We look at four notable examples of UK tech companies who either fizzled out, or sold up.
1 – Sinclair Research
In the 1980s , British gamers and covers across the UK were more likely to be hunched over one of Sir Clive Sinclair’s computers than an American or Asian-made alternative. Although the company’s widely used ZX Spectrums were only available for domestic use, Timex were licensed to make clones that were sold elsewhere in Europe, the US and South America.
The firm’s downfall was entering the business market. Its Sinclair QL was designed to outperform IBM’s PCs, but its tape-based Microdrive storage was unreliable and the British company did not offer the kind of telephone support the corporate sector required.
After the C5 electric vehicle also failed to catch on, a cash-strapped Sir Clive sold his firm’s brand and assets in 1986 to Amstrad, another domestic computer-maker. Amstrad later faced troubles with computer storage of its own and eventually switched focus to TV set-top boxes before selling out to BSkyB.
2 – Friends Reunited
Many years before the existence of social media sites like Facebook, a Hertfordshire-based couple and their friend created a social network with millions of users across the globe.
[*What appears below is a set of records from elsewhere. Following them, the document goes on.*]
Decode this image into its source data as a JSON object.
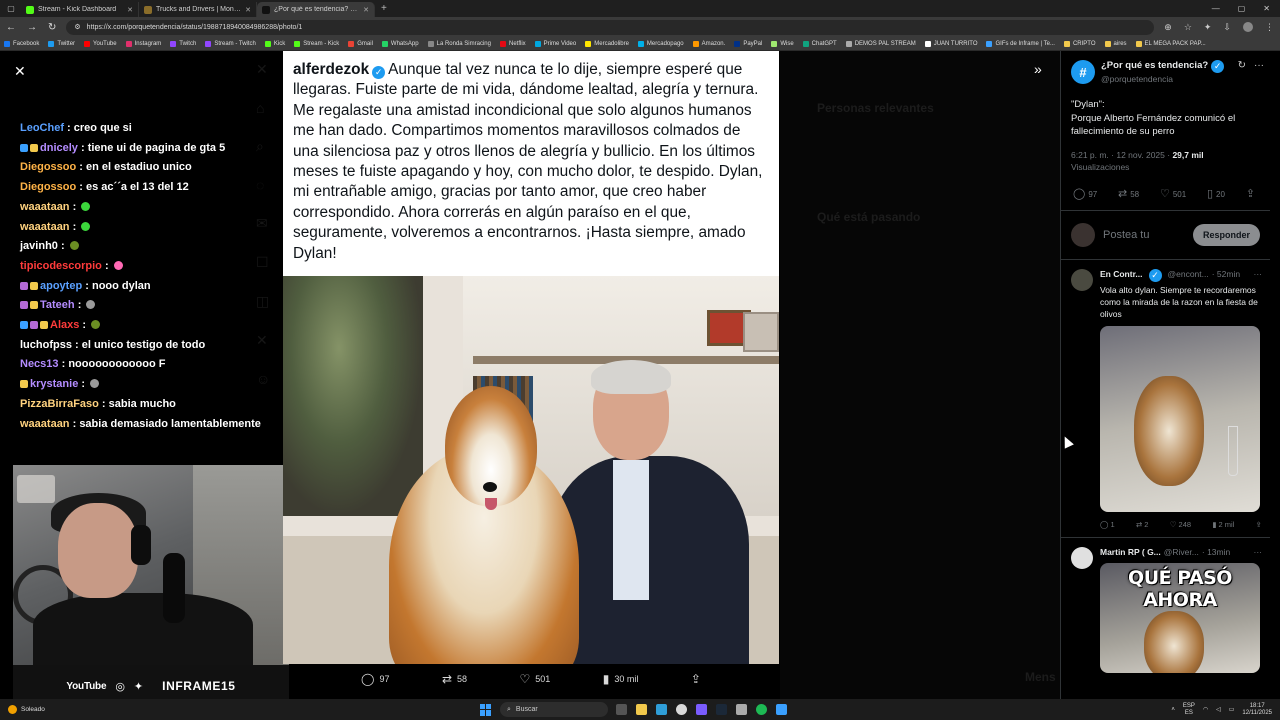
{
  "browser": {
    "tabs": [
      {
        "title": "Stream - Kick Dashboard",
        "color": "#53fc18",
        "active": false
      },
      {
        "title": "Trucks and Drivers | Monster Jam",
        "color": "#8a6d2a",
        "active": false
      },
      {
        "title": "¿Por qué es tendencia? en X: \"D...",
        "color": "#111111",
        "active": true
      }
    ],
    "url": "https://x.com/porquetendencia/status/1988718940084986288/photo/1",
    "bookmarks": [
      {
        "label": "Facebook",
        "color": "#1877f2"
      },
      {
        "label": "Twitter",
        "color": "#1d9bf0"
      },
      {
        "label": "YouTube",
        "color": "#ff0000"
      },
      {
        "label": "Instagram",
        "color": "#e1306c"
      },
      {
        "label": "Twitch",
        "color": "#9146ff"
      },
      {
        "label": "Stream - Twitch",
        "color": "#9146ff"
      },
      {
        "label": "Kick",
        "color": "#53fc18"
      },
      {
        "label": "Stream - Kick",
        "color": "#53fc18"
      },
      {
        "label": "Gmail",
        "color": "#ea4335"
      },
      {
        "label": "WhatsApp",
        "color": "#25d366"
      },
      {
        "label": "La Ronda Simracing",
        "color": "#888888"
      },
      {
        "label": "Netflix",
        "color": "#e50914"
      },
      {
        "label": "Prime Video",
        "color": "#00a8e1"
      },
      {
        "label": "Mercadolibre",
        "color": "#ffe600"
      },
      {
        "label": "Mercadopago",
        "color": "#00b1ea"
      },
      {
        "label": "Amazon.",
        "color": "#ff9900"
      },
      {
        "label": "PayPal",
        "color": "#003087"
      },
      {
        "label": "Wise",
        "color": "#9fe870"
      },
      {
        "label": "ChatGPT",
        "color": "#10a37f"
      },
      {
        "label": "DEMOS PAL STREAM",
        "color": "#aaaaaa"
      },
      {
        "label": "JUAN TURRITO",
        "color": "#ffffff"
      },
      {
        "label": "GIFs de Inframe | Te...",
        "color": "#3aa0ff"
      },
      {
        "label": "CRIPTO",
        "color": "#f2c94c"
      },
      {
        "label": "aires",
        "color": "#f2c94c"
      },
      {
        "label": "EL MEGA PACK PAP...",
        "color": "#f2c94c"
      }
    ]
  },
  "chat": [
    {
      "user": "LeoChef",
      "color": "#5aa0ff",
      "badges": [],
      "msg": "creo que si",
      "emote": null
    },
    {
      "user": "dnicely",
      "color": "#b48cff",
      "badges": [
        "#3aa0ff",
        "#f2c94c"
      ],
      "msg": "tiene ui de pagina de gta 5",
      "emote": null
    },
    {
      "user": "Diegossoo",
      "color": "#ffb347",
      "badges": [],
      "msg": "en el estadiuo unico",
      "emote": null
    },
    {
      "user": "Diegossoo",
      "color": "#ffb347",
      "badges": [],
      "msg": "es ac´´a el 13 del 12",
      "emote": null
    },
    {
      "user": "waaataan",
      "color": "#ffd27f",
      "badges": [],
      "msg": "",
      "emote": "#3cd63c"
    },
    {
      "user": "waaataan",
      "color": "#ffd27f",
      "badges": [],
      "msg": "",
      "emote": "#3cd63c"
    },
    {
      "user": "javinh0",
      "color": "#ffffff",
      "badges": [],
      "msg": "",
      "emote": "#6b8e23"
    },
    {
      "user": "tipicodescorpio",
      "color": "#ff3b3b",
      "badges": [],
      "msg": "",
      "emote": "#ff69b4"
    },
    {
      "user": "apoytep",
      "color": "#5aa0ff",
      "badges": [
        "#b46ad6",
        "#f2c94c"
      ],
      "msg": "nooo dylan",
      "emote": null
    },
    {
      "user": "Tateeh",
      "color": "#b48cff",
      "badges": [
        "#b46ad6",
        "#f2c94c"
      ],
      "msg": "",
      "emote": "#9a9a9a"
    },
    {
      "user": "Alaxs",
      "color": "#ff3b3b",
      "badges": [
        "#3aa0ff",
        "#b46ad6",
        "#f2c94c"
      ],
      "msg": "",
      "emote": "#6b8e23"
    },
    {
      "user": "luchofpss",
      "color": "#ffffff",
      "badges": [],
      "msg": "el unico testigo de todo",
      "emote": null
    },
    {
      "user": "Necs13",
      "color": "#b48cff",
      "badges": [],
      "msg": "noooooooooooo F",
      "emote": null
    },
    {
      "user": "krystanie",
      "color": "#b48cff",
      "badges": [
        "#f2c94c"
      ],
      "msg": "",
      "emote": "#9a9a9a"
    },
    {
      "user": "PizzaBirraFaso",
      "color": "#ffd27f",
      "badges": [],
      "msg": "sabia mucho",
      "emote": null
    },
    {
      "user": "waaataan",
      "color": "#ffd27f",
      "badges": [],
      "msg": "sabia demasiado lamentablemente",
      "emote": null
    }
  ],
  "stream": {
    "youtube": "YouTube",
    "handle": "INFRAME15"
  },
  "post": {
    "author": "alferdezok",
    "text": "Aunque tal vez nunca te lo dije, siempre esperé que llegaras. Fuiste parte de mi vida, dándome lealtad, alegría y ternura. Me regalaste una amistad incondicional que solo algunos humanos me han dado. Compartimos momentos maravillosos colmados de una silenciosa paz y otros llenos de alegría y bullicio. En los últimos meses te fuiste apagando y hoy, con mucho dolor, te despido. Dylan, mi entrañable amigo, gracias por tanto amor, que creo haber correspondido. Ahora correrás en algún paraíso en el que, seguramente, volveremos a encontrarnos. ¡Hasta siempre, amado Dylan!",
    "stats": {
      "replies": "97",
      "reposts": "58",
      "likes": "501",
      "views": "30 mil"
    }
  },
  "background": {
    "relevant": "Personas relevantes",
    "happening": "Qué está pasando",
    "bottom": "Mens"
  },
  "panel": {
    "name": "¿Por qué es tendencia?",
    "handle": "@porquetendencia",
    "body_line1": "\"Dylan\":",
    "body_line2": "Porque Alberto Fernández comunicó el fallecimiento de su perro",
    "time": "6:21 p. m. · 12 nov. 2025 · ",
    "views_count": "29,7 mil",
    "views_label": "Visualizaciones",
    "stats": {
      "replies": "97",
      "reposts": "58",
      "likes": "501",
      "bookmarks": "20"
    },
    "reply_placeholder": "Postea tu",
    "reply_button": "Responder",
    "replies": [
      {
        "name": "En Contr...",
        "handle": "@encont...",
        "time": "· 52min",
        "text": "Vola alto dylan. Siempre te recordaremos como la mirada de la razon en la fiesta de olivos",
        "stats": {
          "replies": "1",
          "reposts": "2",
          "likes": "248",
          "views": "2 mil"
        }
      },
      {
        "name": "Martin RP ( G...",
        "handle": "@River...",
        "time": "· 13min",
        "meme": "QUÉ PASÓ AHORA"
      }
    ]
  },
  "taskbar": {
    "weather": "Soleado",
    "search": "Buscar",
    "lang1": "ESP",
    "lang2": "ES",
    "time": "18:17",
    "date": "12/11/2025"
  }
}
Friends Reunited connected members with their former classmates, and later expanded to cover former colleagues, sports teams members and neighbours.
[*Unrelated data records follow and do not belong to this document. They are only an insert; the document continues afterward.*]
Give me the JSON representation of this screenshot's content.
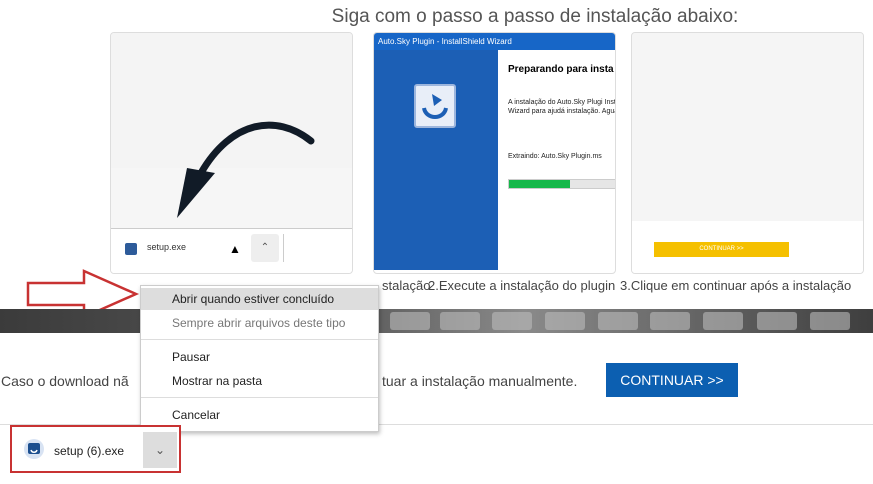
{
  "heading": "Siga com o passo a passo de instalação abaixo:",
  "step1": {
    "file_name": "setup.exe"
  },
  "step2": {
    "window_title": "Auto.Sky Plugin - InstallShield Wizard",
    "heading": "Preparando para insta",
    "body": "A instalação do Auto.Sky Plugi InstallShield Wizard para ajudá instalação.  Aguarde.",
    "extracting": "Extraindo: Auto.Sky Plugin.ms",
    "progress": 0.52
  },
  "step3": {
    "button": "CONTINUAR >>"
  },
  "captions": {
    "c1": "stalação",
    "c2": "2.Execute a instalação do plugin",
    "c3": "3.Clique em continuar após a instalação"
  },
  "manual": {
    "left": "Caso o download nã",
    "right": "tuar a instalação manualmente.",
    "button": "CONTINUAR >>"
  },
  "menu": {
    "items": [
      "Abrir quando estiver concluído",
      "Sempre abrir arquivos deste tipo",
      "Pausar",
      "Mostrar na pasta",
      "Cancelar"
    ]
  },
  "download": {
    "file_name": "setup (6).exe"
  },
  "colors": {
    "accent": "#0c5fb1",
    "highlight": "#c83232",
    "progress": "#16b84a"
  }
}
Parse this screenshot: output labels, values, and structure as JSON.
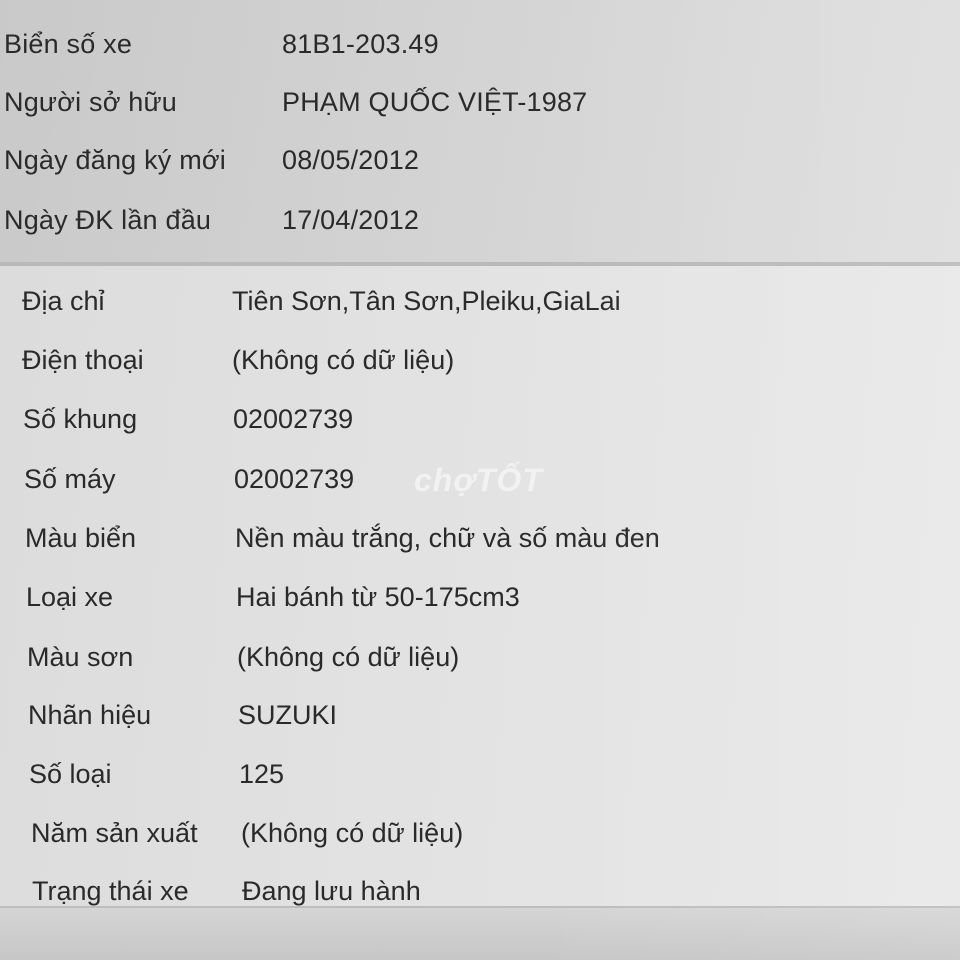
{
  "vehicle_header": [
    {
      "label": "Biển số xe",
      "value": "81B1-203.49"
    },
    {
      "label": "Người sở hữu",
      "value": "PHẠM QUỐC VIỆT-1987"
    },
    {
      "label": "Ngày đăng ký mới",
      "value": "08/05/2012"
    },
    {
      "label": "Ngày ĐK lần đầu",
      "value": "17/04/2012"
    }
  ],
  "details": [
    {
      "label": "Địa chỉ",
      "value": "Tiên Sơn,Tân Sơn,Pleiku,GiaLai"
    },
    {
      "label": "Điện thoại",
      "value": "(Không có dữ liệu)"
    },
    {
      "label": "Số khung",
      "value": "02002739"
    },
    {
      "label": "Số máy",
      "value": "02002739"
    },
    {
      "label": "Màu biển",
      "value": "Nền màu trắng, chữ và số màu đen"
    },
    {
      "label": "Loại xe",
      "value": "Hai bánh từ 50-175cm3"
    },
    {
      "label": "Màu sơn",
      "value": "(Không có dữ liệu)"
    },
    {
      "label": "Nhãn hiệu",
      "value": "SUZUKI"
    },
    {
      "label": "Số loại",
      "value": "125"
    },
    {
      "label": "Năm sản xuất",
      "value": "(Không có dữ liệu)"
    },
    {
      "label": "Trạng thái xe",
      "value": "Đang lưu hành"
    }
  ],
  "watermark": "chợTỐT"
}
The company was bought by ITV in 2005 for £175m, but the broadcaster continued to charge users to contact each other, which meant that free social networks overtook the site in terms of popularity. ITV sold the business for just £25m in 2009, and it continued to plod along without growth until earlier this year.
3 – ARM Holdings
The computer chip designer was created in Cambridge in 1990 as a joint venture between Acorn Computers and Apple.
Apple wanted a processor to power its first hand-held device, but later sold its stake after Steve Jobs returned and ditched the product. However Apple and ARM’s relationship continued for many years, as it’s processors powered the iPod, then the iPhone and iPad.
It wasn’t just Apple who used ARM’s chips; other smartphones, smart TVs, cars, fitness trackers, smartwatches and drones also use the technology.
Instead of remaining independent, earlier this year the company was sold to Japanese company Softbank for £24bn.
4 – Swiftkey
Last but not least, comes British-born company Swiftkey.
Swiftkey in the technology that anticipates words, in order to prevent users having to enter letters individually. The London-based firm made a keyboard app for Android and iOS handsets, and is essentially the technology that allows predictive text. The software predicts what its users want to write – including emojis – after they have only entered a few keystrokes. Over time, the impressive technology makes more accurate suggestions about what the user may be about to type, based on their habits.
The company accelerated it’s growth by making it’s app free to use as of 2014; while this was a success which resulted in the installation of Swiftkey on about 300 million devices by the end of 2015, it also led to large financial losses.
Earlier this year, the business was sold for a reported £250m – making it’s founders multimillionaires, but also highlighting the issue of how many start-up tech companies feel obligated to sell once their early stage funding runs out.